DOE/EIA price drops; diesel futures up ahead of EU ban on Russian imports

Diesel markets have turned around sharply in futures and wholesale markets since the start of the year, and the looming Feb. 5 ban on European Union imports of Russian diesel is seen as a key reason.

But for now, U.S. pump prices are still catching up to the downturn in futures and wholesale prices that closed out 2022. As a result, this week’s Department of Energy/Energy Information Administration average retail diesel price declined despite an increase of almost 28 cents a gallon since a recent Jan. 4 low price.

Released on Tuesday rather than the usual Monday due to the Martin Luther King Jr. Day observance, the EIA posted a price of $4.524 a gallon, a decrease of 2.5 cents from last week. That price is the basis for most fuel surcharges.

While the price of ultra low sulfur diesel on the CME declined Tuesday by just 49 cents a gallon, that was the first decline in the futures price since Jan. 4, when it settled at $2.9719 a gallon. The settlement had risen seven consecutive days after that before Tuesday’s decline.

But with the Russian diesel ban looming, what is more significant and revealing about the strength of the diesel market is how the fuel is performing against crude and the strength of its spread against the futures price in the physical markets. That would suggest whether diesel is strengthening on its own or is just riding the increase in crude prices, which are up more than $8 a barrel from the Jan. 4 low.

A straight comparison of Brent crude versus ULSD on CME showed some strengthening, but gains that already have backed off from a recent high. 

That spread opened the year at a little over $1.13 a gallon. The trend has been upward since, with a spike Jan. 10 to more than $1.31 a gallon. But since then, the Brent/ULSD spread has backed off and came in Tuesday at just over $1.19 a gallon.

Physical market spreads are also not showing signs of tightening. 

In spot physical markets, trading is conducted as a spread against the front-month CME ULSD price. So trading Tuesday would have been as a differential to February ULSD, which is the front month on CME.

According to DTN, the spread for the spot ULSD differential in New York Harbor on Tuesday was 4 cents, meaning barge quantities of ULSD traded at 4 cents more than February ULSD on CME. Last Friday, the spread closed the week at 6 cents. It has been consistently between 3.75 and 7.5 cents each day of 2023.
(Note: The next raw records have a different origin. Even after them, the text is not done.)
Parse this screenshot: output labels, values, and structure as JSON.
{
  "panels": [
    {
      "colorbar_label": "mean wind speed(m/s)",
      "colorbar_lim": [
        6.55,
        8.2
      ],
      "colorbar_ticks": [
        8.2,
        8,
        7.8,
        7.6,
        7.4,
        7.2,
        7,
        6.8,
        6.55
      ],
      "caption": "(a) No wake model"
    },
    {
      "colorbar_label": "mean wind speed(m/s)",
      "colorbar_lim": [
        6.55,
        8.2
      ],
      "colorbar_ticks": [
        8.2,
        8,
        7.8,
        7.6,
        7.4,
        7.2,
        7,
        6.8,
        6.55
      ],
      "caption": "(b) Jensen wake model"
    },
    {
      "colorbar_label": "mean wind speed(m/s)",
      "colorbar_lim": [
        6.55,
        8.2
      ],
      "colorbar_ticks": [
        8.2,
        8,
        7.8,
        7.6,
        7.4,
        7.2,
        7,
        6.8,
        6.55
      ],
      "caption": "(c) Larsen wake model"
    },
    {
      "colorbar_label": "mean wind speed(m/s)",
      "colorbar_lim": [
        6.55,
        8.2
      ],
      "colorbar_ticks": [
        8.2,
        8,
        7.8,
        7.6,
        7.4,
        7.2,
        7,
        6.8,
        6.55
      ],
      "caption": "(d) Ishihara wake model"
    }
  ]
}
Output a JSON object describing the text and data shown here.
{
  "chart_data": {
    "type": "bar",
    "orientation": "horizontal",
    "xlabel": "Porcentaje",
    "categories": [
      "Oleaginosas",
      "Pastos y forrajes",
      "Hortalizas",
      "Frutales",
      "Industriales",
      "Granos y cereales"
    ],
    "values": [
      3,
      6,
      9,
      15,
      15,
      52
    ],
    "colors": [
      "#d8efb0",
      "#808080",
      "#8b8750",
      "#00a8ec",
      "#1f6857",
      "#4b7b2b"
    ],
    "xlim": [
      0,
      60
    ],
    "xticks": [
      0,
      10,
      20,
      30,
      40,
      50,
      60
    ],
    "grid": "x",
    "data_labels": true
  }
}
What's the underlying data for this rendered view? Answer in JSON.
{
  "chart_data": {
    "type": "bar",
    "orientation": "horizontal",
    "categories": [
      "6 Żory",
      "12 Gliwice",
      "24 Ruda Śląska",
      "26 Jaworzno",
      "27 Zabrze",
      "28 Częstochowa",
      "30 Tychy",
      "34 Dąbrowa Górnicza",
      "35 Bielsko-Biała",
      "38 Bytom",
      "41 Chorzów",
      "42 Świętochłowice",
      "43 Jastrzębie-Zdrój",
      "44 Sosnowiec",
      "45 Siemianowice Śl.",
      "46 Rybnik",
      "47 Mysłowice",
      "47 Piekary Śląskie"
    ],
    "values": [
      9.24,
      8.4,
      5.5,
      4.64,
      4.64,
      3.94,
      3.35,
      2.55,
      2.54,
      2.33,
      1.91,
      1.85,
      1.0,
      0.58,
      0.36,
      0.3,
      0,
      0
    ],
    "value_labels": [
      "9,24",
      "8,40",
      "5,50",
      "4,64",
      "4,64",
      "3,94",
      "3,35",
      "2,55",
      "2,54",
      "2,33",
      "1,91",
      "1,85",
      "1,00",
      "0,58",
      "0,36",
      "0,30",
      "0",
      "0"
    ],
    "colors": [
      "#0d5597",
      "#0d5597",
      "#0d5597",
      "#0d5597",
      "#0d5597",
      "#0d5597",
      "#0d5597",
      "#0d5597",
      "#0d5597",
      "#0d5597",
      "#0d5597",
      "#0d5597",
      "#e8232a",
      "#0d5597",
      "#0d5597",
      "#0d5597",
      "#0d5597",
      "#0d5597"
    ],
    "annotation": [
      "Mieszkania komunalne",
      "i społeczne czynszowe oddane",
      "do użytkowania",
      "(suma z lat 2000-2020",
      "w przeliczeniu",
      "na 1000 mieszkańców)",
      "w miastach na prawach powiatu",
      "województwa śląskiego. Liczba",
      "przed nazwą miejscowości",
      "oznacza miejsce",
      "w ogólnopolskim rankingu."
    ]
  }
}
Most analysis of the Russian diesel ban sees an eventual reordering of supply lines. Russian diesel exports to the EU — which have been pegged by oil analytics firm Vortexa as 700,000 barrels a day this year, according to a Reuters report — will need to find new homes in other parts of the world. Those countries taking in higher or new supplies of Russian diesel would then take less from other suppliers or export more of their own diesel production.

Eventually, the new trade relationships would be expected to allow current Russian diesel exports to the EU to find new homes and supply would normalize. But shipping costs would increase as efficiency decreases. The question is whether that results in higher costs to end users, or whether Russia ends up eating these higher costs in lower netbacks, which is generally seen as what is happening now in the crude market. 

The other question is how long it will take and what happens to markets in the interim. The spreads in the physical market and against crude suggest, for now, no reaction that suggests the market is tightening in anticipation of the ban on Russian imports into the EU.

The energy market research firm HFI Research recently wrote about the realignment of Russian crude exports, noting that data is suggesting they have not fallen from prewar levels and are clearly up over the last few months, albeit to a completely different lineup of buyers.

“On paper, you would think that Russian crude exports should have fallen by now given the EU sanction ban starting in December, but January data is flying in the face of that,” HFI wrote in a research note. “Could this just be a push once again ahead of the product ban? Maybe, but the data is far too uncertain to draw any definitive conclusion.”